Macrostrombus costatus is a large species of sea snail with a thick shell. The shell of an adult milk conch can be distinguished by the high spire and flaring lip. The common name milk conch is derived from the milky, white interior coloration of the aperture and light cream exterior of its shell. In contrast, other conch species, such as Aliger gigas or Strombus pugilis, are known to have various shades of pink and red tones in the aperture and various patterns or colors on the external surface. Milk conch eyes have rings that can range in colors from red, orange, yellow, to black. An average M. costatus shell measures around 20 cm in length. The maximum recorded shell length is 23.1 cm. However, they are a smaller conch species compared to the more widely studied Aliger gigas, the queen conch, which can measure up to 31 cm.

==Habitat==
Macrostrombus costatus prefers shallow-water back reef habitats, such as algal banks, seagrass beds, and patch reefs, which provide them with shelter, protection, and food. The habitat environment of a milk conch changes with its geographical location. In Paraiba, they have been seen at one meter under surface water, in areas of sand between patch reefs. Whereas in Puerto Rico, they are mostly found in algal mats. In Panama, there is an overwhelming abundance of milk conch in seagrass meadows, where turtle and manatee grass dominates the flora. Milk conch can inhabit depths varying between three meters to twenty meters. Minimum recorded depth is 2 m. Maximum recorded depth is 55 m.

==Reproduction==
Macrostrombus costatus has external sex organs. Male milk conchs have a verge, while female milk conchs have an egg groove. Milk conchs are oviparous. These marine gastropods begin to spawn in early November throughout the winter and spring seasons. Spawning comes to an end in May. They have been found to aggregate in groups to spawn in locations of open sand and deeper waters.

==Life cycle==
Macrostrombus costatus begins its life developing inside eggs as planktonic larvae. The larvae, known as veligers, feed on different cultures of phytoplankton for nutrition to support growth. Then, as a pelagic veliger, the milk conch reaches metamorphosis to a benthic snail in approximately 26–30 days after hatching. The development of the proboscis (contains part of the oral cavity and radula), the loss of velar lobes, and the eyes migrating outwards occur provide morphological evidence of metamorphosis. Juvenile milk conchs have a distinguished conical shaped shell with tight whorls and green-colored proboscis. At this stage, they begin grazing on algae via their proboscis.

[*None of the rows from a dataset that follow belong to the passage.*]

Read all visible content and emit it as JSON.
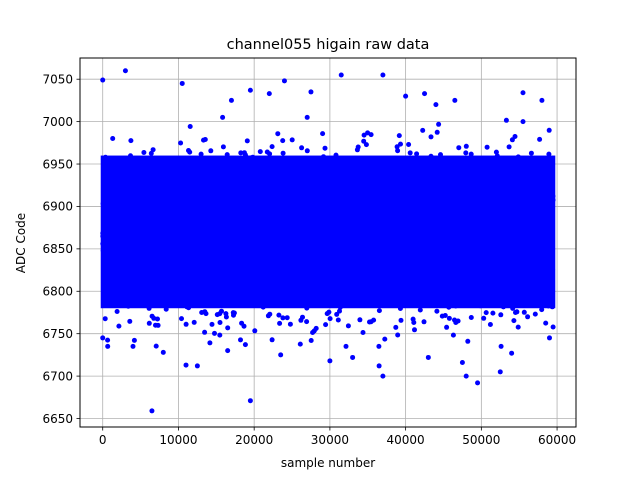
{
  "chart_data": {
    "type": "scatter",
    "title": "channel055 higain raw data",
    "xlabel": "sample number",
    "ylabel": "ADC Code",
    "xlim": [
      -3000,
      62500
    ],
    "ylim": [
      6640,
      7075
    ],
    "xticks": [
      0,
      10000,
      20000,
      30000,
      40000,
      50000,
      60000
    ],
    "yticks": [
      6650,
      6700,
      6750,
      6800,
      6850,
      6900,
      6950,
      7000,
      7050
    ],
    "grid": true,
    "series": [
      {
        "color": "#0000ff",
        "band": {
          "x_range": [
            0,
            59500
          ],
          "y_dense_range": [
            6780,
            6960
          ],
          "y_spread_range": [
            6735,
            7005
          ]
        },
        "outliers": [
          {
            "x": 0,
            "y": 7049
          },
          {
            "x": 3000,
            "y": 7060
          },
          {
            "x": 10500,
            "y": 7045
          },
          {
            "x": 24000,
            "y": 7048
          },
          {
            "x": 31500,
            "y": 7055
          },
          {
            "x": 37000,
            "y": 7055
          },
          {
            "x": 19500,
            "y": 7037
          },
          {
            "x": 27500,
            "y": 7035
          },
          {
            "x": 42500,
            "y": 7033
          },
          {
            "x": 55500,
            "y": 7034
          },
          {
            "x": 17000,
            "y": 7025
          },
          {
            "x": 22000,
            "y": 7033
          },
          {
            "x": 40000,
            "y": 7030
          },
          {
            "x": 44000,
            "y": 7020
          },
          {
            "x": 46500,
            "y": 7025
          },
          {
            "x": 58000,
            "y": 7025
          },
          {
            "x": 6500,
            "y": 6659
          },
          {
            "x": 19500,
            "y": 6671
          },
          {
            "x": 49500,
            "y": 6692
          },
          {
            "x": 52500,
            "y": 6705
          },
          {
            "x": 48000,
            "y": 6700
          },
          {
            "x": 37000,
            "y": 6700
          },
          {
            "x": 11000,
            "y": 6713
          },
          {
            "x": 12500,
            "y": 6712
          },
          {
            "x": 30000,
            "y": 6718
          },
          {
            "x": 36500,
            "y": 6712
          },
          {
            "x": 0,
            "y": 6745
          },
          {
            "x": 4000,
            "y": 6735
          },
          {
            "x": 8000,
            "y": 6728
          },
          {
            "x": 16500,
            "y": 6730
          },
          {
            "x": 23500,
            "y": 6725
          },
          {
            "x": 33000,
            "y": 6722
          },
          {
            "x": 43000,
            "y": 6722
          },
          {
            "x": 47500,
            "y": 6716
          },
          {
            "x": 54000,
            "y": 6727
          },
          {
            "x": 59000,
            "y": 6745
          }
        ]
      }
    ]
  }
}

Crustaceans, such as crabs and lobsters are their main predators when they are juvenile.

==Feeding==
Macrostrombus costatus is a herbivorous marine gastropod. As veligers, they consume phytoplankton. As adult snails, they feed mostly on algae.

==Threats==
Macrostrombus costatus is fished for its meat and ornamental shell along the tropical Atlantic regions. The species has commercial importance, especially in the Caribbean, but the total catch volume has not been estimated. It is believed that Macrostrombus costatus is overfished. Therefore, there may be a major decline in the species populations. In Panama, there are no current regulations on the harvesting of milk conch. The conservation status of the species is unknown, due to lack of research.